The difference, a factor of a thousand between the two estimates, was never reconciled and never openly discussed. The managers were in charge of the
operations and made the decisions to fly or not to fly, based on their own estimates of the risk. But the technical facts that Feynman uncovered proved that
the managers were wrong and the engineers were right.
'Twas ever thus. [Pause for thought] There's an equally scary reality mismatch to be found in the adjacent review dealing with (some might say "trashing") the upcoming new edition of that wonderful bible of the psycho-pharmacological universe, the American Psychiatric Association's Diagnostic and Statistical Manual of Mental Disorders. (Link.)

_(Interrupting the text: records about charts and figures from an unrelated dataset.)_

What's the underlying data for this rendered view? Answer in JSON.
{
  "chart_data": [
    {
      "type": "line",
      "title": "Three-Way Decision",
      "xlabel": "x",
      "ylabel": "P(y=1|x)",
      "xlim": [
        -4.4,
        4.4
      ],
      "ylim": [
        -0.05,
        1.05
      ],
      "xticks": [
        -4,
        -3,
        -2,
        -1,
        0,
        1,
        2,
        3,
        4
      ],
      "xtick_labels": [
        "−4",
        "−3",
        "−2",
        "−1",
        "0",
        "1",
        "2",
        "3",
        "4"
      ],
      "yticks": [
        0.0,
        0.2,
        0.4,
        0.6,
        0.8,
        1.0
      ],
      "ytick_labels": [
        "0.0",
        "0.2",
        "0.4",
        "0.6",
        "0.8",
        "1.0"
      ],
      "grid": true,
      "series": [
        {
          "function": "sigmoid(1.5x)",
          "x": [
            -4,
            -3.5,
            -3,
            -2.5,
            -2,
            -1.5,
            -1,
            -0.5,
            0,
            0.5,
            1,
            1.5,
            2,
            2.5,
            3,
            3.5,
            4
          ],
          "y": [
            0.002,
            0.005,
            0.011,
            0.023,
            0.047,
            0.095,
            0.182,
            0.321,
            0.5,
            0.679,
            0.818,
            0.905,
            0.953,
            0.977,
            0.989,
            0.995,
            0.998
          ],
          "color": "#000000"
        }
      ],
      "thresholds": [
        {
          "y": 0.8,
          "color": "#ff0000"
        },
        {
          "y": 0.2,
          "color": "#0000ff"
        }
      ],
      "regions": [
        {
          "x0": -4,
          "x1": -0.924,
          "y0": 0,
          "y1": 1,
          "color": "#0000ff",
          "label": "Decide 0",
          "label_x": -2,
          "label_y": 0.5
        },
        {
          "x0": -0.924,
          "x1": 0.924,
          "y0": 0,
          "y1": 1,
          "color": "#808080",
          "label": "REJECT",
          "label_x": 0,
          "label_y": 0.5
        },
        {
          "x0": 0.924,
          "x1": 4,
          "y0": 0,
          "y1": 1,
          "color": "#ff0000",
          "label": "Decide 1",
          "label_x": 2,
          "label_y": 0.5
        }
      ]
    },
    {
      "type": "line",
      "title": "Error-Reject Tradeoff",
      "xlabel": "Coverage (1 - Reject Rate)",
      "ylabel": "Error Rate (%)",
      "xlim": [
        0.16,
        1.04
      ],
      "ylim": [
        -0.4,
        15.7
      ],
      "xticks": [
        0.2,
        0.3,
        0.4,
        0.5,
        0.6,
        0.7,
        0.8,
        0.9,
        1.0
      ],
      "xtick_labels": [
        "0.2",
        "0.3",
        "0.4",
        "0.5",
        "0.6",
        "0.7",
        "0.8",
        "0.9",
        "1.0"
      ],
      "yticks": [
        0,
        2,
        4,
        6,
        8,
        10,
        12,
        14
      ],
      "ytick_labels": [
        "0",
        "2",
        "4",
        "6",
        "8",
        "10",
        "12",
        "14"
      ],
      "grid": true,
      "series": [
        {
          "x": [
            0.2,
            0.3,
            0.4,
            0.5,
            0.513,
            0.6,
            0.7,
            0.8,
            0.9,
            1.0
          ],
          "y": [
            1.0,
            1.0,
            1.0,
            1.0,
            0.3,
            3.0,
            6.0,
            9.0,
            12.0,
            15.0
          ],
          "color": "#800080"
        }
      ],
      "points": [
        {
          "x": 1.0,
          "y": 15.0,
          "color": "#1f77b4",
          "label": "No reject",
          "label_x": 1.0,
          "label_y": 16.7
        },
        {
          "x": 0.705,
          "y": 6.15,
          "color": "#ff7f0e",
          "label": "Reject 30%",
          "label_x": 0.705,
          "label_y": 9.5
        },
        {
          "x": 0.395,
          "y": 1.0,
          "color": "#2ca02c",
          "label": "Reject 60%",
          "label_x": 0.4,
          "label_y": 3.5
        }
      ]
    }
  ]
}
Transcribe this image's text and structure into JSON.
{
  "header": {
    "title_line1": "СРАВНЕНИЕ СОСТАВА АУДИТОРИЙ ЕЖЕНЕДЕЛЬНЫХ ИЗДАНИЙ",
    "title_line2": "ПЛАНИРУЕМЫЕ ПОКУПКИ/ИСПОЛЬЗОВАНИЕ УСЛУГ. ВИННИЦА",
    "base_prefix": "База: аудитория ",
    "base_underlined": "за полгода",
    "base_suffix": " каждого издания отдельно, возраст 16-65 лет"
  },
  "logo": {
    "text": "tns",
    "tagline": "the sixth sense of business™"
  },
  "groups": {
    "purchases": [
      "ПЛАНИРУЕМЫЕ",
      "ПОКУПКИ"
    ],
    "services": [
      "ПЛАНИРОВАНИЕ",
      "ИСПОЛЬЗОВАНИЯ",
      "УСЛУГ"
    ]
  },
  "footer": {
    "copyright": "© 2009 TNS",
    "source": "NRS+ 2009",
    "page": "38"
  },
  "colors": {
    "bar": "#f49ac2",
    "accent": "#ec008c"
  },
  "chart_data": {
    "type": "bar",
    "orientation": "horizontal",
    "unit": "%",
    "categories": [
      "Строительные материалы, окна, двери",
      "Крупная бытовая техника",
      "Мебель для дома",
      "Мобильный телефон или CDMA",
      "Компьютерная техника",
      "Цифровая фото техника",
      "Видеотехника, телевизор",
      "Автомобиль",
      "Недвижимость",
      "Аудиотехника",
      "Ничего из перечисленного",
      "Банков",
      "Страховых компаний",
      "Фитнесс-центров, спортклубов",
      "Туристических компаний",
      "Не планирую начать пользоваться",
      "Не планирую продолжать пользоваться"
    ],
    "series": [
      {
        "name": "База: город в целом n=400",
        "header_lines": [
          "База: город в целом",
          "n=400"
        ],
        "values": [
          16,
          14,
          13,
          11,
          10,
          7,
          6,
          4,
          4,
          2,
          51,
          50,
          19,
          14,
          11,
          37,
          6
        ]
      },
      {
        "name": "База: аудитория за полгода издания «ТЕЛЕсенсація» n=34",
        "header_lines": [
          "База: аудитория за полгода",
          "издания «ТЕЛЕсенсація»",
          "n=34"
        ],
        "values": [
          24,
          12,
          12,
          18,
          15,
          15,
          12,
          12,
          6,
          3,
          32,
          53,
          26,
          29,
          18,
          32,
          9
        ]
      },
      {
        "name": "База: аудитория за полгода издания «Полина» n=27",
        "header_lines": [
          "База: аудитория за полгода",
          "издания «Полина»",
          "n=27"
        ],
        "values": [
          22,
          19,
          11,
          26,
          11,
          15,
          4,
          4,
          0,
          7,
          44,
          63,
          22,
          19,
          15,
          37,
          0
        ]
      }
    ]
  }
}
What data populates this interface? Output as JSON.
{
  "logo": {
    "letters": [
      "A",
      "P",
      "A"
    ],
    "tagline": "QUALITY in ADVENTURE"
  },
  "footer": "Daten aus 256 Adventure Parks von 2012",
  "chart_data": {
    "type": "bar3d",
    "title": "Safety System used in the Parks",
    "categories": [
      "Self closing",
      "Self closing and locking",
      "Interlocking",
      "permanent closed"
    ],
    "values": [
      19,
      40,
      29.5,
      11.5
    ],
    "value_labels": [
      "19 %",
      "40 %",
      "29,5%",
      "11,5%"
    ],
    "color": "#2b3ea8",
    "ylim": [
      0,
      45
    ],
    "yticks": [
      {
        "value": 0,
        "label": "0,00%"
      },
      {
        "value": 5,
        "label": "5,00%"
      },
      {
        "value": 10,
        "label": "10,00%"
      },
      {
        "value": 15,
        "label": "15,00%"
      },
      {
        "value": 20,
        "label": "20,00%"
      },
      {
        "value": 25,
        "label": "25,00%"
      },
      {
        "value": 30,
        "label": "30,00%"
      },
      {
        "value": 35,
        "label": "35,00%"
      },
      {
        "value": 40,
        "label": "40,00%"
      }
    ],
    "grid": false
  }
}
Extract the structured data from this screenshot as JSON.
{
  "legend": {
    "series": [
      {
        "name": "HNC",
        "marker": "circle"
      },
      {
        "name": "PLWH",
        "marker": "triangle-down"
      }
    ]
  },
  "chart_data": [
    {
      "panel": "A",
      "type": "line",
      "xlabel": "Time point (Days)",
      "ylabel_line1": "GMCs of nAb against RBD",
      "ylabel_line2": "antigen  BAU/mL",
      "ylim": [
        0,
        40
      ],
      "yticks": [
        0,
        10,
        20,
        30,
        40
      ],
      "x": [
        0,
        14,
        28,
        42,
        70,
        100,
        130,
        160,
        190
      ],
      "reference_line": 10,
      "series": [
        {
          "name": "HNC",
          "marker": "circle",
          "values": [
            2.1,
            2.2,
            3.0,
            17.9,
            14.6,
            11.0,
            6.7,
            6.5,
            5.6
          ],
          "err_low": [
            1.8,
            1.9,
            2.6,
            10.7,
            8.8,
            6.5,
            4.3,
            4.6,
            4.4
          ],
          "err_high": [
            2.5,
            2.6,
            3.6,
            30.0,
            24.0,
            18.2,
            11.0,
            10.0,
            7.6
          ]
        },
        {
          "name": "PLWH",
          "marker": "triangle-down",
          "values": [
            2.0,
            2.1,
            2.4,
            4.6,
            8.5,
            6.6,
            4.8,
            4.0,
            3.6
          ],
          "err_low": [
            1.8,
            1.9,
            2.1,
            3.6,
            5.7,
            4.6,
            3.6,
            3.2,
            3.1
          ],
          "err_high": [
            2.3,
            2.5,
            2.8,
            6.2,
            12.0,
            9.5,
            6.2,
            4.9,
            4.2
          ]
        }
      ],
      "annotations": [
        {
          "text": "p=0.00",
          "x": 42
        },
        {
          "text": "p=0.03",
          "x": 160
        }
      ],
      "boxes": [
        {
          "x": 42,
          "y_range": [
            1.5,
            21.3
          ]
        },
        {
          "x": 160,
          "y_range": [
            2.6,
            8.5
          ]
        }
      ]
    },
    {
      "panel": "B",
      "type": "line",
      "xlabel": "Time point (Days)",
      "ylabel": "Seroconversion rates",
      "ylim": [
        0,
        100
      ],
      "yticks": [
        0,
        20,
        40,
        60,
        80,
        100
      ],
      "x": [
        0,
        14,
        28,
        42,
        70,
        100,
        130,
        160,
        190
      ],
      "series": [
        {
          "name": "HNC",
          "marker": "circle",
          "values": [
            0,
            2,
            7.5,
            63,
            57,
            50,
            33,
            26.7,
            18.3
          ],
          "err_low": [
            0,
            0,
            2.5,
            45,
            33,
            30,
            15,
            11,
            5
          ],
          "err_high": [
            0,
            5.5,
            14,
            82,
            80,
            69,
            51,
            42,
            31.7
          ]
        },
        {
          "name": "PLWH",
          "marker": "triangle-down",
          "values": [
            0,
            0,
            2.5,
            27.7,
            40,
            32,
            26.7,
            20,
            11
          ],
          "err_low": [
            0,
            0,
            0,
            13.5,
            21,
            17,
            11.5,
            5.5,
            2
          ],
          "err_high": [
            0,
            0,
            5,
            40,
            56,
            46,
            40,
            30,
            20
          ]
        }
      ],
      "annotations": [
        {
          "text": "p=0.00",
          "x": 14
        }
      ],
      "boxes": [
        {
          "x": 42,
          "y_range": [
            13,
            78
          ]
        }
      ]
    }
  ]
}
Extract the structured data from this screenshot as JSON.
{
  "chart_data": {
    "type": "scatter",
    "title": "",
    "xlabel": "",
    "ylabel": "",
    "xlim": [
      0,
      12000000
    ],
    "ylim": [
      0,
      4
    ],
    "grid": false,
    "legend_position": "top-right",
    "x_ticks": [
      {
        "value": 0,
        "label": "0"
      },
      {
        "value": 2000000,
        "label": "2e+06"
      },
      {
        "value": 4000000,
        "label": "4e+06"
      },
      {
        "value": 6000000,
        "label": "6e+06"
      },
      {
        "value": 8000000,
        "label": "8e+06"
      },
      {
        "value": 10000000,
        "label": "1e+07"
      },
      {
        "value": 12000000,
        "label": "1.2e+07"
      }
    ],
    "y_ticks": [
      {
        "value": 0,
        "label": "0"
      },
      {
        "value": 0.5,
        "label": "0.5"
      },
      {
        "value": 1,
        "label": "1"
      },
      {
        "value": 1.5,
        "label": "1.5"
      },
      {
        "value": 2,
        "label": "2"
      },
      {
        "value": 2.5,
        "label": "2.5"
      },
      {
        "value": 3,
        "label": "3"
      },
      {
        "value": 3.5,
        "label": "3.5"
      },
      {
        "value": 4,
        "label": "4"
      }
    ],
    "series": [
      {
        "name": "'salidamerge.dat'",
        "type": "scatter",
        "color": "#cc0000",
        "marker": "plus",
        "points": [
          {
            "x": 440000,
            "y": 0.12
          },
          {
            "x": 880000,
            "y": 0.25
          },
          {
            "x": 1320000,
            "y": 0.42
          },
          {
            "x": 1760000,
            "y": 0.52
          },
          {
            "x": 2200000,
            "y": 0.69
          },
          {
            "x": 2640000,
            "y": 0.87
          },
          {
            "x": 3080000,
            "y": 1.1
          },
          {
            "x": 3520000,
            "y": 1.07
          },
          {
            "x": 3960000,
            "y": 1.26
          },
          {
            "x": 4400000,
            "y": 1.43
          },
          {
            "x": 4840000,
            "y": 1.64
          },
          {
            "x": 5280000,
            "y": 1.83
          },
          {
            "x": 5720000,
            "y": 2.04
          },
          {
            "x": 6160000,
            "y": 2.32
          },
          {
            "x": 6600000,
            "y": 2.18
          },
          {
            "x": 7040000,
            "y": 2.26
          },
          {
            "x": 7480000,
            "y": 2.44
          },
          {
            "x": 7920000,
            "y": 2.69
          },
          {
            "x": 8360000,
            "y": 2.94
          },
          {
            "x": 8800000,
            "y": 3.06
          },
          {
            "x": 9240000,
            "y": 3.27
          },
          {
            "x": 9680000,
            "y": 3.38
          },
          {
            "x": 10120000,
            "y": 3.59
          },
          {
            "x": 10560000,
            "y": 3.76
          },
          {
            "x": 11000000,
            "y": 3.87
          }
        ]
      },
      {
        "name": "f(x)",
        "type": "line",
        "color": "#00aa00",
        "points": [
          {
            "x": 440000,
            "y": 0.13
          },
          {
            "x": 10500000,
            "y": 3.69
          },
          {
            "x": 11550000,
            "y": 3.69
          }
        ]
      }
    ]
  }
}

I happen to have a low opinion of the "field" of psychiatry, I admit. It doesn't make the 'cut' here, note!
Why...
... do delivery people call when you're not at home? So now I have an early evening trek down to Nursling to pick up my OCR package. Before that, I shall whizz over to the care-home on a chocolate drop, as it were. Such good fun.
Serendipity calling...
I'd not thought of scouring the photo-albums dear Mama has with her in the care-home, simply because I'd assumed they were full of NZ family shots. So I'm left wondering who took this (about six years ago, I'd estimate):
I also found a print of Peter, circa December 1988, that happens to show a slightly clearer image of my original A/V switchbox and (finally) this nice shot of the two sisters-in-law:
I'm reasonably sure Big Bro will be able to pinpoint the place and time, but I'm damned if I can. He can have this task as homework during his flight back from sunny Brunei to wintery NZ next Wednesday evening.
Pastafarian?
Who said Austrians lack a sense of humour? Tee-hee. (Link.)
My new toy...
... is an OCR product called OmniPage 18, which I've now installed, registered, activated, and taught to play nicely with the Canon scanner. Results so far are incredibly good, though the learning curve is interestingly steep. Colour me happy.
It's 21:12 and I've earned my next cuppa.